There are several ways to buy a property. But if your goal is to buy a home priced below conventional market rates, real estate auctions are a place packed with quality but relatively inexpensive homes. On the other hand, you should be guided about the risks of selecting a property placed at auction.

Essentially, a property put up for auction is a foreclosed property. Once a homeowner receives a Notice of Default, they move closer to foreclosure and would then go through several stages to put themselves up for sale. One of which is the auction. Properties within this setting are those that did not sell through multiple listing services in a given period of time. These houses are generally intended for large investors or buyers backed with a lump sum of money. This is because the process requires full withdrawal of the money once the offer is approved. This type of property is not recommended for a first-time homebuyer to purchase. Most properties sold through auctions require potential buyers to shell out a 5 percent buyer’s premium. One needs to have perceptive skills to offer an attractive offer that can topple other competitive bidders. The difficulty increases when even the lender makes an offer.

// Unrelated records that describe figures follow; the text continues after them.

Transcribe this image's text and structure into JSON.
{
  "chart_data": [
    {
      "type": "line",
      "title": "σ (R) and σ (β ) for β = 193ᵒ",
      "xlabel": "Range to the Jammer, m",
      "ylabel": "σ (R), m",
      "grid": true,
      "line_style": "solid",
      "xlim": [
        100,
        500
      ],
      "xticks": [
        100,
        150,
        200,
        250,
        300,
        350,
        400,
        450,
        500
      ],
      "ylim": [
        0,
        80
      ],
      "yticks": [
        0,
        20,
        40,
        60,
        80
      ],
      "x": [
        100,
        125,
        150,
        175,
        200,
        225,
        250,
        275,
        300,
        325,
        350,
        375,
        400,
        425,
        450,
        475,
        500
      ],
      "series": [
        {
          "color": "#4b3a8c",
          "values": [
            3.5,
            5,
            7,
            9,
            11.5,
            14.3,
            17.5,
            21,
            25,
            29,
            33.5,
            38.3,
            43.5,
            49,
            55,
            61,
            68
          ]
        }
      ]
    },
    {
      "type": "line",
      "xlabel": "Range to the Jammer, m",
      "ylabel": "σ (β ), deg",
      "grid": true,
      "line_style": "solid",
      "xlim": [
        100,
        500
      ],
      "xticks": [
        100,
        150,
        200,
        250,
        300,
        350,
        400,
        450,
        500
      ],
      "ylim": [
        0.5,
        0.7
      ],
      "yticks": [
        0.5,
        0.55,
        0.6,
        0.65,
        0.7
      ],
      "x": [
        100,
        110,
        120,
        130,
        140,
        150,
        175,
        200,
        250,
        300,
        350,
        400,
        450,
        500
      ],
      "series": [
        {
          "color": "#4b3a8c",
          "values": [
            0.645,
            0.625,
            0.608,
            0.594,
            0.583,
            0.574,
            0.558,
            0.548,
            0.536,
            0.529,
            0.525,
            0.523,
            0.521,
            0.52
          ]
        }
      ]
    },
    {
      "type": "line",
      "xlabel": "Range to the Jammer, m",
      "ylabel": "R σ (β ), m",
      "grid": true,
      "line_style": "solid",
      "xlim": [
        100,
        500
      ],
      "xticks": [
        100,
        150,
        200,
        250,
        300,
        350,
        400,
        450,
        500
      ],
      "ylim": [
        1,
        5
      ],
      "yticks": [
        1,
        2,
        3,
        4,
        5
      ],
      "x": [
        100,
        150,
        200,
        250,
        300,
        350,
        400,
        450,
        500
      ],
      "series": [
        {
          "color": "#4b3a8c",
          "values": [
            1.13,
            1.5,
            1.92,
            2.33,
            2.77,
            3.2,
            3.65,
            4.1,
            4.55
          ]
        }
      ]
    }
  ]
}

On the other hand, buying a repossessed property through online auctions carries other unique risks. Unlike real auctions, you cannot easily inspect the property. Be prepared to own a property as it is. Say, the oven doesn’t work right, you can’t just go back and ask the landlord to fix it. By contrast, the previous owner can claim a property within a redemption period. This happens when the owner recovers his finances, pays off his loan, and then saves his property from foreclosure. The property cannot be fully owned until such period expires. Most states have this mechanism. The length of the period and the rules on who is eligible to redeem vary by state and/or county. New Jersey allows 10 days and Tennessee has up to 700 days for the redemption period. Keep in mind that this system generally occurs in agricultural areas where farmers are waiting for payment for their crops, which would then go towards repaying their loan. You can also ask the owner of the house if he can buy the right of redemption from him. It usually costs between $500 and $1,000.

Be careful what you are buying. Some auctions mask the sale of mortgages and liens on the property itself. It would be unfortunate if you accidentally bought a second mortgage on a house. Therefore, it is better that you make sure of the auction rules and the specifications of the property before you deposit your money. But despite these risks, it’s actually much more convenient to participate in online auctions. It’s also a factor that may have contributed to increased clamor and exposure of more foreclosed properties at auction. Many buyers prefer online auctions as they are less intimidating. There is also the advantage of not reserving a space to be a qualified bidder. For example, you can bid $250,000 in an online auction, pay only 10 percent, and borrow 90 percent. Other courthouse auctions require more guarantees. On the other hand, if you won the offer, you should get the cash in a timely manner.

If you are a veteran real estate investor, then you can enjoy the advantages of owning this property. First of all, you can have massive savings. Immediate ownership is guaranteed as you must deposit all cash up front. There are numerous properties up for auction that cost well below their original value. For one in Ohio, a two-story home converted into a multi-family duplex apartment sold at unreserved auction for just $3,200, while its value was $35,000. This 1,900-square-foot property has 11 rooms. Although this particular house needed some repairs and cleaning, there is a noticeable saving in its price.